Le personnel de Magen David Adom (MDA), une agence israélienne affiliée à la Croix-Rouge, chargée en vertu de la Convention de Genève de fournir une aide médicale d'urgence à toutes les parties blessées dans un conflit, n'a prodigué des soins qu'au soldat blessé dans la tentative de coup de couteau. Trente minutes après l'incident, les soldats israéliens ont couvert les deux Palestiniens avec une couverture noire et les ont déplacés vers un lieu inconnu.

 « MDA a été explicite dans sa discrimination contre les Palestiniens blessés», rapporte Docteur Ramy Abdu, président de l'observatoire Euro-Med. « Cette discrimination est interdite et illégale en vertu de la Convention internationale sur l'élimination de toutes les formes de discrimination raciale, en particulier l'article 5, qui oblige les Etats signataires à honorer le droit à d'accéder à des soins médicaux indépendamment de la race, la couleur ou l'origine nationale ou ethnique ».

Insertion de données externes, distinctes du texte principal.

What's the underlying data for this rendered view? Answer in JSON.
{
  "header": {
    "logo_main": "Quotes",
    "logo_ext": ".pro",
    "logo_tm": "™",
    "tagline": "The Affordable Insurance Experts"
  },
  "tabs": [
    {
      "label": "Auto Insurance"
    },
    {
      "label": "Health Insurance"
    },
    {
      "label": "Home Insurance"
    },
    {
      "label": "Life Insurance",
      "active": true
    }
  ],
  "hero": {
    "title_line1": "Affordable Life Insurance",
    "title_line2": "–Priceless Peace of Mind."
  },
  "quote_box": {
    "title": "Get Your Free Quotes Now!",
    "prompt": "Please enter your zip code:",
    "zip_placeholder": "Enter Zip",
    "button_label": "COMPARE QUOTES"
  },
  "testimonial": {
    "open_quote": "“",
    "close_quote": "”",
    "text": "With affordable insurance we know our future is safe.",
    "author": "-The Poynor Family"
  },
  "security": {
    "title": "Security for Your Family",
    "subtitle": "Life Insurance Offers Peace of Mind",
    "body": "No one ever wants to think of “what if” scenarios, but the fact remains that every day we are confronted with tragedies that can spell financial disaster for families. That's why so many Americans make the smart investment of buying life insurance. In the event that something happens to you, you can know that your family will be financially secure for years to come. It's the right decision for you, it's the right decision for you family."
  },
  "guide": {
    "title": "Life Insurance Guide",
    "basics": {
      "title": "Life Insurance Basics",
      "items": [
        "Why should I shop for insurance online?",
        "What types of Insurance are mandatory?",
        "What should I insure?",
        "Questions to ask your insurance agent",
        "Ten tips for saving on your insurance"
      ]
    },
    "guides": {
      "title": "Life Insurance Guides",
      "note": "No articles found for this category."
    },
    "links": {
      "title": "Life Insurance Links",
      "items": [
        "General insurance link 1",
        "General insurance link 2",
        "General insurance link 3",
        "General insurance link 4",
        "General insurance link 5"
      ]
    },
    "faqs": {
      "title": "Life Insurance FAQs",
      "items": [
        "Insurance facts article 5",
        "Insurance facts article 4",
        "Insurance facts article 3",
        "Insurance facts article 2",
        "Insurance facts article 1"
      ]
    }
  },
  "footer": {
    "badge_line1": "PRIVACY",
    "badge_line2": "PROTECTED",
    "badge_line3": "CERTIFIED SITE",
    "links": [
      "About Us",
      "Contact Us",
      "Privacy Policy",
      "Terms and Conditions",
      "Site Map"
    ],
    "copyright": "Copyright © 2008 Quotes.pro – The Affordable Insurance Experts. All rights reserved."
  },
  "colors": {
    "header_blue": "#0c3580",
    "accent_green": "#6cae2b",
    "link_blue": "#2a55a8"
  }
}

 Israël a tué plus de 209 Palestiniens depuis Octobre 2015, dans la plupart des cas, en violation du droit international, en particulier de l'article 27 de la quatrième Convention de Genève, qui veut que «les personnes doivent en tout temps être traitées avec humanité et doivent être protégées, en particulier contre tout acte de violence ou d'intimidation et contre les insultes ».

 

   Le fait de ne pas tenir pour responsables les soldats accusés d'exécutions extrajudiciaires donne le feu vert à plus d'actes de la sorte    

Ihsan Adel, conseiller juridique de l'observatoire Euro-Med

«Les violations israéliennes des droits de l'Homme et du droit international se sont intensifiées dans leur gravité et se sont multipliées au cours des derniers mois», explique Abdu. «Les exécutions extrajudiciaires sont les plus importantes autour de points de contrôle et à l'intérieur et à l'extérieur de Jérusalem et des villes de Cisjordanie. Soixante et un Palestiniens ont été exécutés depuis Octobre 2015, lorsque la violence a commencé à se répandre dans les rues palestiniennes."

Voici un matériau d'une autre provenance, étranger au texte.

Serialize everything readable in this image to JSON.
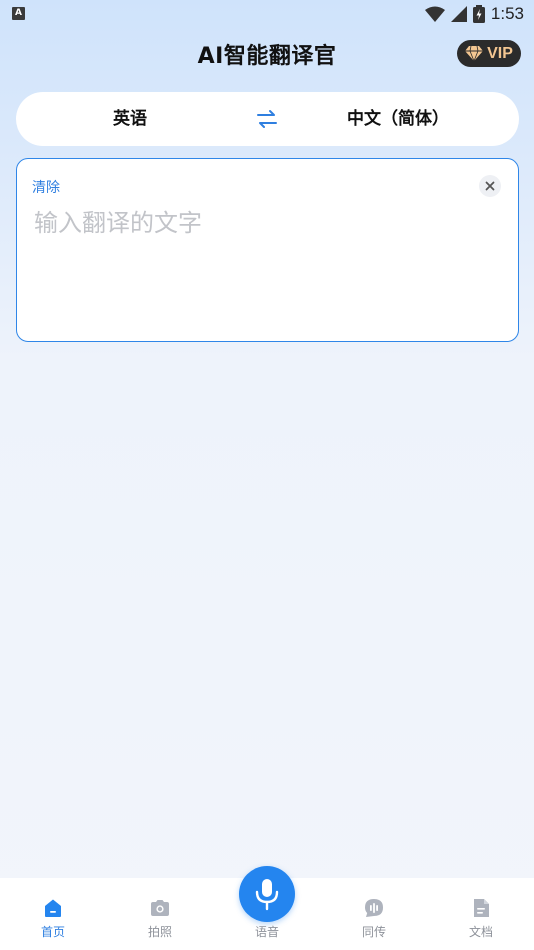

L'observatoire Euro-Med a fait du lobbying auprès du rapporteur spécial de l'ONU sur les exécutions extrajudiciaires dans les territoires palestiniens pour visiter les lieux où les exécutions ont eu lieu. L'organisation appelle la direction militaire israélienne à mettre un terme à l'impunité des auteurs de violation des droits de l'Homme et à lancer des enquêtes sur toutes les exécutions extrajudiciaires.

« Le fait de ne pas tenir pour responsables les soldats accusés d'exécutions extrajudiciaires donne le feu vert à plus d'actes de la sorte » explique Ihsan Adel, le conseiller juridique de l'observatoire Euro-Med. « Quand ces exécutions ne font pas l'objet d'enquêtes et que des conséquences sérieuses n'en découlent pas, le sang palestinien devient plus facile à faire couler ».